Yardım edenlere teşekkür eden Yılmaz, "Rabbim bize umut verdi. Çocuklarım burada iş buldu. Nasipse yarın memleketime döneceğim. Memleketi terk edecek değiliz. Taş yerinde ağırdır. Benim gönlüm oradan yanadır. Bize yardım edenlerden Allah razı olsun" diye konuştu.

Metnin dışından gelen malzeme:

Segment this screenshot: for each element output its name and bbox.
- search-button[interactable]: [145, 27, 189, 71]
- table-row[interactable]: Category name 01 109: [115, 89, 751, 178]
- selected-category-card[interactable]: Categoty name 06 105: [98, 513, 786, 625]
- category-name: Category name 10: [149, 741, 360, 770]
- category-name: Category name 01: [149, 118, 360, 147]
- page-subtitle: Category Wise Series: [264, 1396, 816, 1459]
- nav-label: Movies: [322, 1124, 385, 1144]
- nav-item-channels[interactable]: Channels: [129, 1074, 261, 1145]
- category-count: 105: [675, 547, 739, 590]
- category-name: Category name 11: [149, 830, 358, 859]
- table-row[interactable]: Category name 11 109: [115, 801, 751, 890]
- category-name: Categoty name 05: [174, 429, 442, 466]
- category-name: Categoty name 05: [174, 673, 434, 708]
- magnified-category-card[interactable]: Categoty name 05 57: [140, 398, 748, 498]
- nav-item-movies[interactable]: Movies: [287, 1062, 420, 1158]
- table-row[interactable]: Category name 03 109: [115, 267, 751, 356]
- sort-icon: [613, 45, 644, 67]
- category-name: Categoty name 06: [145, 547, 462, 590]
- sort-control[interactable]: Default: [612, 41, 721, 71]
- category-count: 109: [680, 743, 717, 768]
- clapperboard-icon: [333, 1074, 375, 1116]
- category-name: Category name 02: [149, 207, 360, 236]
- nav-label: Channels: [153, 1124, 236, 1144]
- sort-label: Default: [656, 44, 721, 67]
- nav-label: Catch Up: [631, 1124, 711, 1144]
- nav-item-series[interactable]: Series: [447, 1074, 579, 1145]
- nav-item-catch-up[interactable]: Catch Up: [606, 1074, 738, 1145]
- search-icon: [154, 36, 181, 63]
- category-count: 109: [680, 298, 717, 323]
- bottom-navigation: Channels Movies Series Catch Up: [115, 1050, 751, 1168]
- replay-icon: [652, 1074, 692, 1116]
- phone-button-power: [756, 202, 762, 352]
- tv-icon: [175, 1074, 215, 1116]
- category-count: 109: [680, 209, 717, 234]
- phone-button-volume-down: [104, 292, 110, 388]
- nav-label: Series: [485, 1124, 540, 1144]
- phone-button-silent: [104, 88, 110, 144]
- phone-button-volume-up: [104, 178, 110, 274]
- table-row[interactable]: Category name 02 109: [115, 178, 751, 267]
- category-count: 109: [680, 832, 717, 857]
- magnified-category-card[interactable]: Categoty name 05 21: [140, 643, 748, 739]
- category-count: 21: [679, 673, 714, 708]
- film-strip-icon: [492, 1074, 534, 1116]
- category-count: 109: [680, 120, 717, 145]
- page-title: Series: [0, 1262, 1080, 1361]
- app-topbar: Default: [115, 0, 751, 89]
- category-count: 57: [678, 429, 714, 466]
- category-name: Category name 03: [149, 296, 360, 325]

Dünya savunma sanayisi IDEF'te buluşacak Dünya savunma sanayisi IDEF'te buluşacak

"Yalın ayak dışarıya çıktım"

Depreme uykuda yakalandığını ifade eden Yılmaz’ın annesi Fatma Eke, "Evde yalnızdım. Gece yattığım yerde sallantı oldu. Televizyon yere düştü. Kapıyı açayım dedim. Bir o tarafa, bir bu tarafa savruldum. Kapı üstündeki anahtara yapıştım. Sallantıda kapıyı açtım, kendim dışarıya çıktım. Yağmur yağıyordu. Yalın ayak dışarıya çıktım. Ayağımda ayakkabı yok, kafamda şemsiye yok. Komşum geldi. Cenaze çadırına götürdü beni, yardımcı oldu" şeklinde konuştu.

"Çok gürültülü, patlama gibi olduğunda ben yere düştüm"

Ailenin gelini Ayşe Yılmaz, deprem sırasında zor anlar yaşadıklarını belirterek, "Ben kızımı aldım, eşim oğlumu aldı. Koridora geldik ayakta duramadık. Çok gürültülü, patlama gibi olduğunda ben yere düştüm. Kucağımda kızım vardı. Üzerime portmanto düştü. Eşim de dolabı tutayım derken karanlıkta çocuğum kayboldu. O sıra kayınbabam geldi. Beni aldı, çocukları aldı. Sarsıntı durmadı. Ben ’Bina çökecek’ dedim. Kayınbabam şiddetin durmasını bekledi. Durur durmaz çocukları battaniyeye sarıp aşağıya indik. İner inmez dükkana gittik. Sobayı yaktık, kendimize gelmeye çalıştık. Üstümüzde hiçbir şey yoktu. Kayınvalidem, eşim içeriye girip kıyafet almak istedi. Ben binanın içini görünce cesaret edemedim" ifadelerini kullandı.

"Bir dileğim vardı"

Cengiz Yılmaz’ın eşi Emine Yılmaz ise, "1992 yılında evlendik. O günden bugüne hiç ayrılmadık. Benim bir dileğim vardı, eşime hep demişimdir. ’Allah canımızı alacaksa ikimizi bir alsın’ demiştim. Rabbim depremden ikimizi de çocuklarımızla birlikte sağ salim çıkardı. Rabbime binlerce şükür" dedi.